Sa première sortie, je l'ai fait face à face avec elle, et quand je me suis retrouvé à pousser sa poussette sur un chemin de terre, aussitôt bloqué par un harnais trop lourd, j'ai senti la peur s'emparer de moi et l'envie de tout abandonner. Est-ce que je saurai gérer ce lourd handicap au quotidien ? Paniqué, je suis resté inerte à regarder les vaches paître dans le champ voisin. Et soudain, j'ai regardé ma fille. J'espérais trouver dans son regard la force de continuer, mais son regard était si fermé que je réalisai que je n'étais pas au bout de mes ennuis. J'ai repris la route, une route si cahoteuse que la poussette a claqué, et là, enfin, Marie-Garance a éclaté de rire ! Et j'ai pleuré ! Oui, il n'est pas raisonnable de se lancer dans une telle aventure, mais l'amour raisonnable ne veut rien dire. Et j'ai accepté de me laisser guider par Marie-Garance. D'accord, c'est difficile de s'occuper d'un autre enfant qui a besoin de soins médicaux très particuliers, mais à partir de ce jour, le doute ne m'a plus jamais envahi.

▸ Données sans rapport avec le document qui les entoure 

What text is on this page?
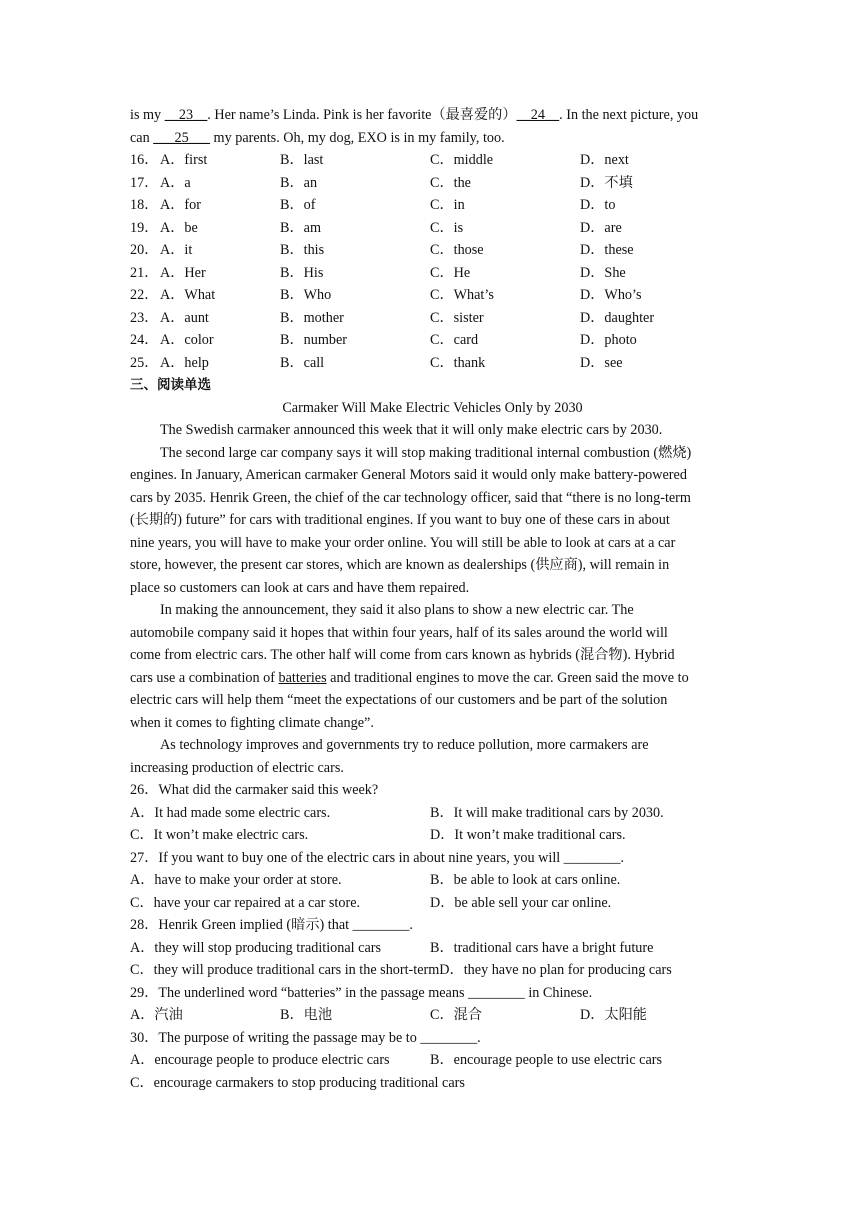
is my __23__. Her name’s Linda. Pink is her favorite（最喜爱的）__24__. In the next picture, you
can ___25___ my parents. Oh, my dog, EXO is in my family, too.
16． A．first	B．last	C．middle	D．next
17． A．a	B．an	C．the	D．不填
18． A．for	B．of	C．in	D．to
19． A．be	B．am	C．is	D．are
20． A．it	B．this	C．those	D．these
21． A．Her	B．His	C．He	D．She
22． A．What	B．Who	C．What’s	D．Who’s
23． A．aunt	B．mother	C．sister	D．daughter
24． A．color	B．number	C．card	D．photo
25． A．help	B．call	C．thank	D．see
三、阅读单选
Carmaker Will Make Electric Vehicles Only by 2030
The Swedish carmaker announced this week that it will only make electric cars by 2030.
The second large car company says it will stop making traditional internal combustion (燃烧)
engines. In January, American carmaker General Motors said it would only make battery-powered
cars by 2035. Henrik Green, the chief of the car technology officer, said that “there is no long-term
(长期的) future” for cars with traditional engines. If you want to buy one of these cars in about
nine years, you will have to make your order online. You will still be able to look at cars at a car
store, however, the present car stores, which are known as dealerships (供应商), will remain in
place so customers can look at cars and have them repaired.
In making the announcement, they said it also plans to show a new electric car. The
automobile company said it hopes that within four years, half of its sales around the world will
come from electric cars. The other half will come from cars known as hybrids (混合物). Hybrid
cars use a combination of batteries and traditional engines to move the car. Green said the move to
electric cars will help them “meet the expectations of our customers and be part of the solution
when it comes to fighting climate change”.
As technology improves and governments try to reduce pollution, more carmakers are
increasing production of electric cars.
26．What did the carmaker said this week?
A．It had made some electric cars.	B．It will make traditional cars by 2030.
C．It won’t make electric cars.	D．It won’t make traditional cars.
27．If you want to buy one of the electric cars in about nine years, you will ________.
A．have to make your order at store.	B．be able to look at cars online.
C．have your car repaired at a car store.	D．be able sell your car online.
28．Henrik Green implied (暗示) that ________.
A．they will stop producing traditional cars	B．traditional cars have a bright future
C．they will produce traditional cars in the short-termD．they have no plan for producing cars
29．The underlined word “batteries” in the passage means ________ in Chinese.
A．汽油	B．电池	C．混合	D．太阳能
30．The purpose of writing the passage may be to ________.
A．encourage people to produce electric cars	B．encourage people to use electric cars
C．encourage carmakers to stop producing traditional cars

Nos deux dernières filles ne sont pas nos deux différences, mais celles qui ont vraiment changé nos vies. Concrètement, Marie nous a permis de comprendre que chaque être est différent et a ses particularités. Marie-Garance est très fragile physiquement et a peu d'autonomie. Nous savons aussi que son temps est compté, alors elle nous a fait comprendre la finitude de la vie. Grâce à elle, on apprend à savourer le quotidien. Nous ne sommes pas dans la peur de la fin, mais dans la construction du présent : il est temps d'aimer, tout de suite.

Les difficultés sont aussi une façon de vivre l'amour. Cette expérience est notre vie, et nous devons accepter de vivre plus fort. D'ailleurs, bientôt, Nicolas et moi allons accueillir un nouvel enfant pour nous éblouir.